Sunday, December 8, 2013

Steven Pinker defends "neo-Darwinism," whatever that is

Jerry Coyne posted a couple of tweets (see below) from Steven Pinker (photo) at Dawkins responds to Dobbs.

We shouldn't be surprised at the first one since Pinker is an evolutionary psychologist with a strong tendency to adaptationism. I don't know exactly what he means by "neo-Darwinism" (does he?) but I strongly suspect that it's very much like Darwinism. I'd love to know whether he thinks Neutral Theory and random genetic drift have been successful challenges to neo-Darwinism. If not, then it must mean that neo-Darwinism has incorporated those views. In that case, neo-Darwinism must have begun in the 1970s and somebody picked a very bad name for this view of evolutionary theory.

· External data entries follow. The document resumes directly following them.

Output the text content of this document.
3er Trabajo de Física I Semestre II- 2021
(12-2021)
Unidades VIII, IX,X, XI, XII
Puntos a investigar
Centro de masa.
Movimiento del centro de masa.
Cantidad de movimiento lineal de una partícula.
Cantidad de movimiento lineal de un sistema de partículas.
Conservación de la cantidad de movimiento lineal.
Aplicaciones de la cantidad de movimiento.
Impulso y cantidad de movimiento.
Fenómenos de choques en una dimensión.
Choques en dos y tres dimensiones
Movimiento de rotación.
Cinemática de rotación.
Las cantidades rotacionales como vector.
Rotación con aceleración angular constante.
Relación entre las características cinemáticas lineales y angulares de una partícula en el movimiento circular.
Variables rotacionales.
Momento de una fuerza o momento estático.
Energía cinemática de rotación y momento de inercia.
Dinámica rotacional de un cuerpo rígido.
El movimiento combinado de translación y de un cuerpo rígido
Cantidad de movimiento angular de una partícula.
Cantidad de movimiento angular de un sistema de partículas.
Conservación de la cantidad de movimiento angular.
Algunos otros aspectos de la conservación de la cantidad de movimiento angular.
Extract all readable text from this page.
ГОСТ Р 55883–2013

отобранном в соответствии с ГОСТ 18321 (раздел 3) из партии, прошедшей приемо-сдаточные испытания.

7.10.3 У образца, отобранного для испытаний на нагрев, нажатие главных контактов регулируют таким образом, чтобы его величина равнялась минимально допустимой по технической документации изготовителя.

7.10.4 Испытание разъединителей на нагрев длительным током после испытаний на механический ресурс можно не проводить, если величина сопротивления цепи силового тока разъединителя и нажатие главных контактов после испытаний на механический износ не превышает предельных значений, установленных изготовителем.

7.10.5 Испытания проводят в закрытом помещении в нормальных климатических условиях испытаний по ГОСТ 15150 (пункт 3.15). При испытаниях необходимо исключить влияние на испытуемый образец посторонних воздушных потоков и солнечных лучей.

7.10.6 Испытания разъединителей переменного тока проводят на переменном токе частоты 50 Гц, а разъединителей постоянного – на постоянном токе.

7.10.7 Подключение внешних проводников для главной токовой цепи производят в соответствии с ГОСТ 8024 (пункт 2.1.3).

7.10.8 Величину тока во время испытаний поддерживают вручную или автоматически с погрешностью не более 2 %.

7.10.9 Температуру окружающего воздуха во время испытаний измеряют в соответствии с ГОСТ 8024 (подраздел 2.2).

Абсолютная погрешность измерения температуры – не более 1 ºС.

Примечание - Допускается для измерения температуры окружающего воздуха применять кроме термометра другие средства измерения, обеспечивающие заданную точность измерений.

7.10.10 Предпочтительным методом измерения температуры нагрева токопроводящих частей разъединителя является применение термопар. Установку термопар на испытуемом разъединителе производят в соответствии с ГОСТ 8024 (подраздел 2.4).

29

I think it's more likely that Pinker is just not thinking about Neutral Theory and random genetic drift when he says that challenges to neo-Darwinism have all failed to hold water.

The second tweet means that molecular biologists never knew about tRNA genes or ribosomal RNA genes or the genes for other RNAs that have won Nobel Prizes. I find this very surprising. It's true that some biochemists and molecular biologists are a bit behind in their field but I don't think it's fair to say that "molecular biologists" (i.e. the knowledgeable experts in the field) re-defined the word "gene" in that way.